Feedback on the proposed Corporate Sustainability Due Diligence Directive (CSDDD) – August 2022
The Swiss Finance Council has co-signed a letter on proposed Corporate Sustainability Due Diligence Directive (CSDDD), highlighting our concerns related to the extraterritorial application of the CSDDD to financial institutions headquartered outside the EU and proposing a more proportionate approach that takes account of the specificities of the financial sector while maintaining a level playing field in the EU.
The proposed CSDDD will impact non-EU financial institutions active in the EU, requiring them to comply with the due diligence obligations at consolidated level throughout their global business operations and value chains. The proposal is therefore expected to cover business activities that do not have any connection with the EU, e.g. a loan from a non-EU bank to a non-EU business with activities exclusively outside the EU, which often represent the majority of the business activities of non-EU financial institutions.

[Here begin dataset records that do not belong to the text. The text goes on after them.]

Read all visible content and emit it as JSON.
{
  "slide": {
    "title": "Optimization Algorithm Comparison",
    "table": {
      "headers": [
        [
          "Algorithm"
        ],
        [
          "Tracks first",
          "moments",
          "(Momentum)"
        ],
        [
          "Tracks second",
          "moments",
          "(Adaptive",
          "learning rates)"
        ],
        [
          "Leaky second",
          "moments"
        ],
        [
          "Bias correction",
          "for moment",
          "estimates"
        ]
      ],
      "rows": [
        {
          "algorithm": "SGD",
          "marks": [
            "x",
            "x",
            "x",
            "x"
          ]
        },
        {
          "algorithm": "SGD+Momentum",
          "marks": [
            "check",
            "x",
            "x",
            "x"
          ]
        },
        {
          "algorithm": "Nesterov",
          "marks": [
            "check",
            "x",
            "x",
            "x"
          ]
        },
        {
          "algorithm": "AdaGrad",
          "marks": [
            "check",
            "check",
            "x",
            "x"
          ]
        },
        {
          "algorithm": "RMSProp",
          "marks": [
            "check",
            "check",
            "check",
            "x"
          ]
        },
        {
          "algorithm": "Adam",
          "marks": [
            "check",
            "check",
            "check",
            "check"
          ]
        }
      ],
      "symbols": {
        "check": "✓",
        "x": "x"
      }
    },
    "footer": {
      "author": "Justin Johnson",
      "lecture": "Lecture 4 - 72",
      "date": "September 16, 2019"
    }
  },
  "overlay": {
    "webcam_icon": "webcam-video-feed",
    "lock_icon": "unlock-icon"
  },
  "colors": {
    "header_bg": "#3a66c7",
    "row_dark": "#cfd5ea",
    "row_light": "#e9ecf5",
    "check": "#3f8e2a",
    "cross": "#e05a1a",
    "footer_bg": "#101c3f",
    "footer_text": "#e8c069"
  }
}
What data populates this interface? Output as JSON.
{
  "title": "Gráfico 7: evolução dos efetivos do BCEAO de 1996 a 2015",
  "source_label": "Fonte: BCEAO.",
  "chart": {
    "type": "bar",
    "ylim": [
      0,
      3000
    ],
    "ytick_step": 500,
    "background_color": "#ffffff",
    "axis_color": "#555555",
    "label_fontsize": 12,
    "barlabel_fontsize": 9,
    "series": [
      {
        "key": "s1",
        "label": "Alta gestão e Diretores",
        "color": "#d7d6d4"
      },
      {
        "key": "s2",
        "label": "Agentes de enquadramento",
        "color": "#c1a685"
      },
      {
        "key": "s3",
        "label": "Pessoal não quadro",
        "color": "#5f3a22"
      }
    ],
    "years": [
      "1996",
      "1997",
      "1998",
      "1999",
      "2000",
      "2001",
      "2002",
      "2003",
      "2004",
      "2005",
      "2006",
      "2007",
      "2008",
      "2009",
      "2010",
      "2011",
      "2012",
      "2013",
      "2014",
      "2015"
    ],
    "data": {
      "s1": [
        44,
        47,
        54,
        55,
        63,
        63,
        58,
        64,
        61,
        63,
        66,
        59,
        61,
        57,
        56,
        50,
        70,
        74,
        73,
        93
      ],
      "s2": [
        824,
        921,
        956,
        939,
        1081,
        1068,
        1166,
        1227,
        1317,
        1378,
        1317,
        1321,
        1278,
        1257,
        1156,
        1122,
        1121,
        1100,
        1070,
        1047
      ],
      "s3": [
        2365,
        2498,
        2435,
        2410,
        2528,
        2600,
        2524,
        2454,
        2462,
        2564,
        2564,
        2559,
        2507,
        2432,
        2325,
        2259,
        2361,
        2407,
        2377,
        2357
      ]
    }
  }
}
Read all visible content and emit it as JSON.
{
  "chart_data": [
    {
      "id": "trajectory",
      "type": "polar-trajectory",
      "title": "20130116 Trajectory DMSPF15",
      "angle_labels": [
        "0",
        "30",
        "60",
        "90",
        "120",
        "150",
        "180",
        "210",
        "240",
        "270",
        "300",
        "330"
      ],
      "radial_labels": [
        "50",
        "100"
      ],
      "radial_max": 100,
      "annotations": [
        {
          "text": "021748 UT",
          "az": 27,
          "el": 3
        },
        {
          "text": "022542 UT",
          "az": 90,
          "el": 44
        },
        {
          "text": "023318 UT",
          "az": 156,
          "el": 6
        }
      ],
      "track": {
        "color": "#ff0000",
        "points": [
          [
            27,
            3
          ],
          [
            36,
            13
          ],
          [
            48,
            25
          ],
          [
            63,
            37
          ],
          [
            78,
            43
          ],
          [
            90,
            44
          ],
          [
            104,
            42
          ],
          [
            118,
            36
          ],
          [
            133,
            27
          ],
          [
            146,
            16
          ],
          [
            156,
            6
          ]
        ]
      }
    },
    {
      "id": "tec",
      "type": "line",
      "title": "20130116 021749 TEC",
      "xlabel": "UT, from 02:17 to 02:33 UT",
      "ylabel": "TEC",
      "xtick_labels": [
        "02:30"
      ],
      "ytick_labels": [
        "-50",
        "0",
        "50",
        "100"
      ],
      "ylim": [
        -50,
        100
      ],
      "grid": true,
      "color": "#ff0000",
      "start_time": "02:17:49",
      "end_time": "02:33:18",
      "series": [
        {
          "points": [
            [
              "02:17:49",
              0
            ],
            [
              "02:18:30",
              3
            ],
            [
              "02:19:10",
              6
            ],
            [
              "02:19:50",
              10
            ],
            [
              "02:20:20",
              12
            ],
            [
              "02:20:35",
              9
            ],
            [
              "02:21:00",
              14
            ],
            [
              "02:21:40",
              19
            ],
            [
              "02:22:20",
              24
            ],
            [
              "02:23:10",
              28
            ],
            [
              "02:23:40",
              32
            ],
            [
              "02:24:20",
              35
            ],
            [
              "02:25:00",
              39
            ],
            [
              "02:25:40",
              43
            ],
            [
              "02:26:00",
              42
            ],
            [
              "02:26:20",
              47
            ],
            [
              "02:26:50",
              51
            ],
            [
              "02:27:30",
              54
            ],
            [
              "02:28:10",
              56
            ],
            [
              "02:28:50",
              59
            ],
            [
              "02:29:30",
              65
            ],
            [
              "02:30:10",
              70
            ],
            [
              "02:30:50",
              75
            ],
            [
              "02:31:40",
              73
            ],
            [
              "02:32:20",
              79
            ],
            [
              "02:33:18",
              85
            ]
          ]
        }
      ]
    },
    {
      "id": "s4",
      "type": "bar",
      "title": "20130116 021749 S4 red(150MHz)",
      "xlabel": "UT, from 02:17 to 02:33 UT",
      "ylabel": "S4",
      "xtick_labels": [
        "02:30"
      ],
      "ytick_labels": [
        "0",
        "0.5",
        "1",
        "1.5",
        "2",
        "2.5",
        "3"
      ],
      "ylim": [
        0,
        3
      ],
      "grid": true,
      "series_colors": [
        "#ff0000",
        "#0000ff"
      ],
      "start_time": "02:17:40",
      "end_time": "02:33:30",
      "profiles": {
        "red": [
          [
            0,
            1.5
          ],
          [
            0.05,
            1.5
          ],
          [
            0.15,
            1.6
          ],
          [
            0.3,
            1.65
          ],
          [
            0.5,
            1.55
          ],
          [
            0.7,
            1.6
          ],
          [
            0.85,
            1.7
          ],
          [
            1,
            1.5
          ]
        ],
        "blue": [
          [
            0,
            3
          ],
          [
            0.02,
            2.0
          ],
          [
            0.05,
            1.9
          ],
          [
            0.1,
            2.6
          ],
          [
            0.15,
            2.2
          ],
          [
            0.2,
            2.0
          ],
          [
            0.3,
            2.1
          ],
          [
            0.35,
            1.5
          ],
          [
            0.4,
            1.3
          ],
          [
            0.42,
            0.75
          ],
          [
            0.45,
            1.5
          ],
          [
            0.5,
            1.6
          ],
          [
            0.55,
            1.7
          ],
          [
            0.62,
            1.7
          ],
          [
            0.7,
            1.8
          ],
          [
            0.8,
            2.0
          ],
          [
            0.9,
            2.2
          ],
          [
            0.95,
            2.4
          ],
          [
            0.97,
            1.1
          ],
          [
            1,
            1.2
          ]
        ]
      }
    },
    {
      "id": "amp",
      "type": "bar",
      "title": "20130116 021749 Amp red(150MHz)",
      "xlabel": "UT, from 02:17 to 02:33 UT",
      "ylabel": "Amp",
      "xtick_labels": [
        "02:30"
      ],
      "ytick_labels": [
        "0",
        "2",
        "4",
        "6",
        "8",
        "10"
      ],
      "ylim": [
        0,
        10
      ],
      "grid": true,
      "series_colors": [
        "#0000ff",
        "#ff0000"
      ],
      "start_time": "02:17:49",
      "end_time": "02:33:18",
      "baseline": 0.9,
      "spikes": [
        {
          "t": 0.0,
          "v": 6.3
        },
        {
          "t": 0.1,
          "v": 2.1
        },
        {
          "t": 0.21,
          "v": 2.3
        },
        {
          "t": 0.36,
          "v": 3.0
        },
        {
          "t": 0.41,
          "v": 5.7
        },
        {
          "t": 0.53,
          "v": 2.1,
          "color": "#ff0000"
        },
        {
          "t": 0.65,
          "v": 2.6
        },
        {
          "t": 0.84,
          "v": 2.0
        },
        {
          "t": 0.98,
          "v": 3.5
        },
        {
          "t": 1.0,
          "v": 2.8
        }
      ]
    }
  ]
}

International financial institutions operate in and are subject to multi-jurisdictional legal and regulatory environments and are already complying with environmental and human rights due diligence obligations in other jurisdictions. Requiring non-EU financial institutions operating globally to comply with the CSDDD requirements throughout the entire group, will not only represent a disproportionate burden for non-EU financial institutions active in the EU, but it will also raise enforcement challenges and has the potential to conflict with similar third country obligations. We believe that the CSDDD will be most effective where it works alongside and recognises existing legislation in other jurisdictions, without duplicating or conflicting with it.
For this reason, we believe it is essential to guarantee a risk-based and proportionate approach that limits the unintended effects of the extraterritorial application of the CSDDD and that is in line with the established practices on the application of law to multinational financial institutions. In this regard, we propose to limit the CSDDD’s scope of application for third country financial institutions to EU entities at the highest level of EU consolidation and the business of EU branches.